The catch-up contribution is particularly beneficial to boomers who qualify. This means you can contribute over $30,000 per year until you retire, massively boosting your account balance.

Max Out Your IRA Accounts (If Eligible)

Outside of workplace retirement accounts, IRAs offer a great tax-advantaged place to park retirement funds. While there are income limits for Roth IRA accounts and deductible Traditional IRAs, if you are eligible to contribute, it can help save on taxes and grow your retirement income.

“If your income falls into eligible ranges, you can consider making a maximum contribution of $7,000 to an IRA or Roth IRA, and a $1,000 catch-up contribution if you’re 50 or older,” Edmisten said.

Max Out Your Health Savings Account (If Eligible)

Healthcare costs can loom large in retirement, so saving ahead is always a good idea. Health Savings Accounts (HSAs) offer a tax-advantaged way to save for medical expenses, but can also be used for retirement income as well.

“An often-overlooked way to increase your retirement savings in a tax-smart way is to maximize your Health Savings Account,” Edmisten said. “Health Savings Accounts are available only to those who choose high-deductible health insurance plans (HDHPs). If you participate in an HDHP and you have access to an HSA, this can be a powerful vehicle for building tax-advantaged savings for retirement.”

The great thing about these accounts is that your contributions can be invested and those investments grow tax-free.

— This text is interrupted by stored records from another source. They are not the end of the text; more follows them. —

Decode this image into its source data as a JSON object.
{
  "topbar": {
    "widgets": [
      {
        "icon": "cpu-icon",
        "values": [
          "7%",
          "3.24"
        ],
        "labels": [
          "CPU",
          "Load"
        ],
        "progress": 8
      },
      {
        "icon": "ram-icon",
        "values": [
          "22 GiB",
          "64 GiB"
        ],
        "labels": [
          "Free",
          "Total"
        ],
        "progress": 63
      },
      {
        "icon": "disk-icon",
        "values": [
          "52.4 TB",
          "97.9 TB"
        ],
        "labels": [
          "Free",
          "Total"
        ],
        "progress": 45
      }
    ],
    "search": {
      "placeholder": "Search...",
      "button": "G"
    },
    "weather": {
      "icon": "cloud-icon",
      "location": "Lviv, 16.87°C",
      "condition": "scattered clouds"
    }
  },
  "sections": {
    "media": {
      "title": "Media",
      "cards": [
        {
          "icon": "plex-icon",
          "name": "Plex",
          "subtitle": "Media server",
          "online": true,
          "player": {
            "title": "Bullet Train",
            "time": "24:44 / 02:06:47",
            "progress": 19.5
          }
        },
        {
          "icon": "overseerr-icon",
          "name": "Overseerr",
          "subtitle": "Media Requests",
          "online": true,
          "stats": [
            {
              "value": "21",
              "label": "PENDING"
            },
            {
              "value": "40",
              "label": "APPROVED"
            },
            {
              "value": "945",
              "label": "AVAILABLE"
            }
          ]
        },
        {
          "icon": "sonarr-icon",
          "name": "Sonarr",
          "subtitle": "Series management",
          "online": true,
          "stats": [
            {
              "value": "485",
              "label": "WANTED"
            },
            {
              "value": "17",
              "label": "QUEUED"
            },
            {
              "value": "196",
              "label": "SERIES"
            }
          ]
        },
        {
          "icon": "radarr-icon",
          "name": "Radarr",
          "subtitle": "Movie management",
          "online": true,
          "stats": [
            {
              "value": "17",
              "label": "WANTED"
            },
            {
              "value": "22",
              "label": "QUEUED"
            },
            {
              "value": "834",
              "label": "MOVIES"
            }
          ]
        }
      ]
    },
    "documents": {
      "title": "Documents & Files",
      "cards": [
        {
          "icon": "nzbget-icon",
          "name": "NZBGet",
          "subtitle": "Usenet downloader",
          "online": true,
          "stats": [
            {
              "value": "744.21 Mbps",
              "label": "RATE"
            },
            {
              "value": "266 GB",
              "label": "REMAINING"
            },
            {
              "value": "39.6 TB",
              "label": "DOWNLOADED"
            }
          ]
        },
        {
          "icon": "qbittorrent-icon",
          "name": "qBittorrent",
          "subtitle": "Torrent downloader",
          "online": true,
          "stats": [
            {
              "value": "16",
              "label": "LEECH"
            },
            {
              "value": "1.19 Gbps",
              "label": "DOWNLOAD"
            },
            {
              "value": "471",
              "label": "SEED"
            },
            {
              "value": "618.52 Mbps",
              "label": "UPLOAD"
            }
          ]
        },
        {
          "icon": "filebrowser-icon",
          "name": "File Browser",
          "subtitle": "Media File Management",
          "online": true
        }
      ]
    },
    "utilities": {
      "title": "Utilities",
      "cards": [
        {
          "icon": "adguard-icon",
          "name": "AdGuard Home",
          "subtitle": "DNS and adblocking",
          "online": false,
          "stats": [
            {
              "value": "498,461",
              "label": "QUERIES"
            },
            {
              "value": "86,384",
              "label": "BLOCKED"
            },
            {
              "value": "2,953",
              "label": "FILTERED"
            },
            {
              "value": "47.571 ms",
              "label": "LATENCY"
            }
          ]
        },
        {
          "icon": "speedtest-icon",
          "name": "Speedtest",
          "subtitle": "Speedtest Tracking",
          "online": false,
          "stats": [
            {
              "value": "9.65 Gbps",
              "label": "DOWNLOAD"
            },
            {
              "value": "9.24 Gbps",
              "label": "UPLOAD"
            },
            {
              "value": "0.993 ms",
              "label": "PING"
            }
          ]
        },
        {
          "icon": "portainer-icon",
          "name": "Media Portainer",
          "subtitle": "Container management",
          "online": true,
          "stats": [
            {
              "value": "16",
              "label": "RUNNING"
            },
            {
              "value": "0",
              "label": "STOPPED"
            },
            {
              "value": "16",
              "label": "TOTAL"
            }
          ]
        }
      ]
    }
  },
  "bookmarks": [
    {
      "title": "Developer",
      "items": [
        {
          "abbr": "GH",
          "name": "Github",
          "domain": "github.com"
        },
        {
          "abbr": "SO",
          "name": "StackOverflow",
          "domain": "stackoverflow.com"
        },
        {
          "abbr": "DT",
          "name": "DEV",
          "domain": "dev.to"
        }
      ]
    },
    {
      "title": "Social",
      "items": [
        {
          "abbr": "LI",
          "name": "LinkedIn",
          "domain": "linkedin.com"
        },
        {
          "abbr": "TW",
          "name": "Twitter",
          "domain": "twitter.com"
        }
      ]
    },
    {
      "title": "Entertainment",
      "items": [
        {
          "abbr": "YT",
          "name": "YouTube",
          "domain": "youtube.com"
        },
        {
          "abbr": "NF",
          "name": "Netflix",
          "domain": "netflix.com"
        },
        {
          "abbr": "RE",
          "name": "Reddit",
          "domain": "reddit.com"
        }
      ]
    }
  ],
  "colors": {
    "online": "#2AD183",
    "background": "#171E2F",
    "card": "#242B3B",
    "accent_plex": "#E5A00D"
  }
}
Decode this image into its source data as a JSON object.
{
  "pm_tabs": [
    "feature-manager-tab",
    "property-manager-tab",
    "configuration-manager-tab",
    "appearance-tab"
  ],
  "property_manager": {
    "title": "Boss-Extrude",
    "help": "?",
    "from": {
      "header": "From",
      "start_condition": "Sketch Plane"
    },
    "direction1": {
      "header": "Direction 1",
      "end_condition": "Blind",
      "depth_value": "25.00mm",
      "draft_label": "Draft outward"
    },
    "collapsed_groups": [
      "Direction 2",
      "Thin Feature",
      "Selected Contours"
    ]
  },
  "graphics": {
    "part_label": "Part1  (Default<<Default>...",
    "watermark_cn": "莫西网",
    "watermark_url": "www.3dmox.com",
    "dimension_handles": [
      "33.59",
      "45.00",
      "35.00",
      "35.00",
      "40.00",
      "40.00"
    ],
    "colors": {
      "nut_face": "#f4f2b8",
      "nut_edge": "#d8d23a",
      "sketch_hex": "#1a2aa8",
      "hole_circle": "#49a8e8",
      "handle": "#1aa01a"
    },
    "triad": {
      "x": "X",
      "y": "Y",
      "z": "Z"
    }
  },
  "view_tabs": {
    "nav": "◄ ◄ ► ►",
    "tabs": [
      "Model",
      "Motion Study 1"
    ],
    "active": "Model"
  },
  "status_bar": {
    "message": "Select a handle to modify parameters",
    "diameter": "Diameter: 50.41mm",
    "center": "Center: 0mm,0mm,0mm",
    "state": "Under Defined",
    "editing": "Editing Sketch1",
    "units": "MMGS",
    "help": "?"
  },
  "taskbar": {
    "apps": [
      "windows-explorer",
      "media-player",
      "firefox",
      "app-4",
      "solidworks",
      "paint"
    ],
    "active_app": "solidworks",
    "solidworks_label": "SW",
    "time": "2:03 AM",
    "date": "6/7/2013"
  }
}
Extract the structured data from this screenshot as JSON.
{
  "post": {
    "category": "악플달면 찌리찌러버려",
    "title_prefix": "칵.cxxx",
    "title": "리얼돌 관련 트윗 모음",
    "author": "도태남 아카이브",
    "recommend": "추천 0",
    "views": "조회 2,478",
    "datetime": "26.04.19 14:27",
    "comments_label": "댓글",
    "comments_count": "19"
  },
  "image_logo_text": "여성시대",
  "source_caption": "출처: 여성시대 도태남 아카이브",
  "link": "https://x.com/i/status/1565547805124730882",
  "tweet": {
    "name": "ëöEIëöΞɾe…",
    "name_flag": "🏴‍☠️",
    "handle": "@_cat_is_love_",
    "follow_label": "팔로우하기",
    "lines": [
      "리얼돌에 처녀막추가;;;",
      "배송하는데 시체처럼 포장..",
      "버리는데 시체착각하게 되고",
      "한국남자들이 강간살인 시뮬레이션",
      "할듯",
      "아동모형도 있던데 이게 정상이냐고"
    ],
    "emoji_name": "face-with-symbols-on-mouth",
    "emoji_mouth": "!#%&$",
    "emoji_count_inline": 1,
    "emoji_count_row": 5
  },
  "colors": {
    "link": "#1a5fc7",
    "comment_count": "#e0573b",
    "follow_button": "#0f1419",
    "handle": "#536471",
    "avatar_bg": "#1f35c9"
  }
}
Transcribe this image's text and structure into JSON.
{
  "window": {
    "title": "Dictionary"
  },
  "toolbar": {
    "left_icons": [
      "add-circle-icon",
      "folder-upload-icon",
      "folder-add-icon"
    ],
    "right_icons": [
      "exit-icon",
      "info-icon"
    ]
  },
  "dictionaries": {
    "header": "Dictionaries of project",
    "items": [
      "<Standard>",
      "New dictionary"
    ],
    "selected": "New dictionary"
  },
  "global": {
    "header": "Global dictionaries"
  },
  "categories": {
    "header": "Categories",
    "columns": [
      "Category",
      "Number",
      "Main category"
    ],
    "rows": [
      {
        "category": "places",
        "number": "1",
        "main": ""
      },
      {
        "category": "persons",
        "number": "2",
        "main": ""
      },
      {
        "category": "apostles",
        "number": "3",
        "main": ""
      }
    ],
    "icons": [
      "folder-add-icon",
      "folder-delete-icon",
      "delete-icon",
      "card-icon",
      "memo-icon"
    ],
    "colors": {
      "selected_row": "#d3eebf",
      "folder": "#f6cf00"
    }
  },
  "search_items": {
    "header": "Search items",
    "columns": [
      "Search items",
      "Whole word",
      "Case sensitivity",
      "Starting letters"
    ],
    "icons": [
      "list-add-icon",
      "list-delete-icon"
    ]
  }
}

And if you withdraw funds for qualifying medical expenses, those withdrawals are also tax-free. This triple tax advantage is why HSAs are a coveted account for retirement growth.

“Individuals can contribute up to $4,150 to an HSA for 2024 and up to $8,300 for a family plan,” Edmisten said. “If you’re 55 or older, you can make an extra ‘catch-up’ contribution of $1,000 per year and a spouse who is 55 or older can do the same if each of you [have] your own HSA account. You can also contribute to an HSA account regardless of your income.”

These catch-up contributions are a big deal for boomers, adding more funds into a tax-advantaged account that can be used in retirement. And while HSAs are designed to be used for healthcare expenses, after age 65, you can use the funds for anything and simply be taxed at your regular income tax rate.

“Keep in mind that withdrawals taken from an HSA for other expenses are subject to income tax and a 20% penalty if taken prior to age 65,” Edmisten said. “It’s important to plan carefully and follow the rules to get the most benefit from your HSA account.”

Add More to Your Bank and Brokerage Accounts

Once you’ve maxed out your tax-advantaged accounts, you can save and invest additional funds in a regular brokerage account. You can also stash cash in a high-yield savings account or money market to help pay for expenses once you finally quit your job.

“There’s no limit on how much you can contribute to a bank savings or taxable brokerage account (albeit no tax deductions, either), so if you have more money available to save, consider adding to these accounts,” Edmisten said. “Having 12 to 18 months of spending already in cash is a fantastic way to be ready to retire, as stock market changes won’t change your spending plans for your first year of retirement. Adding funds to your taxable investment accounts gives you more money to grow for your future.”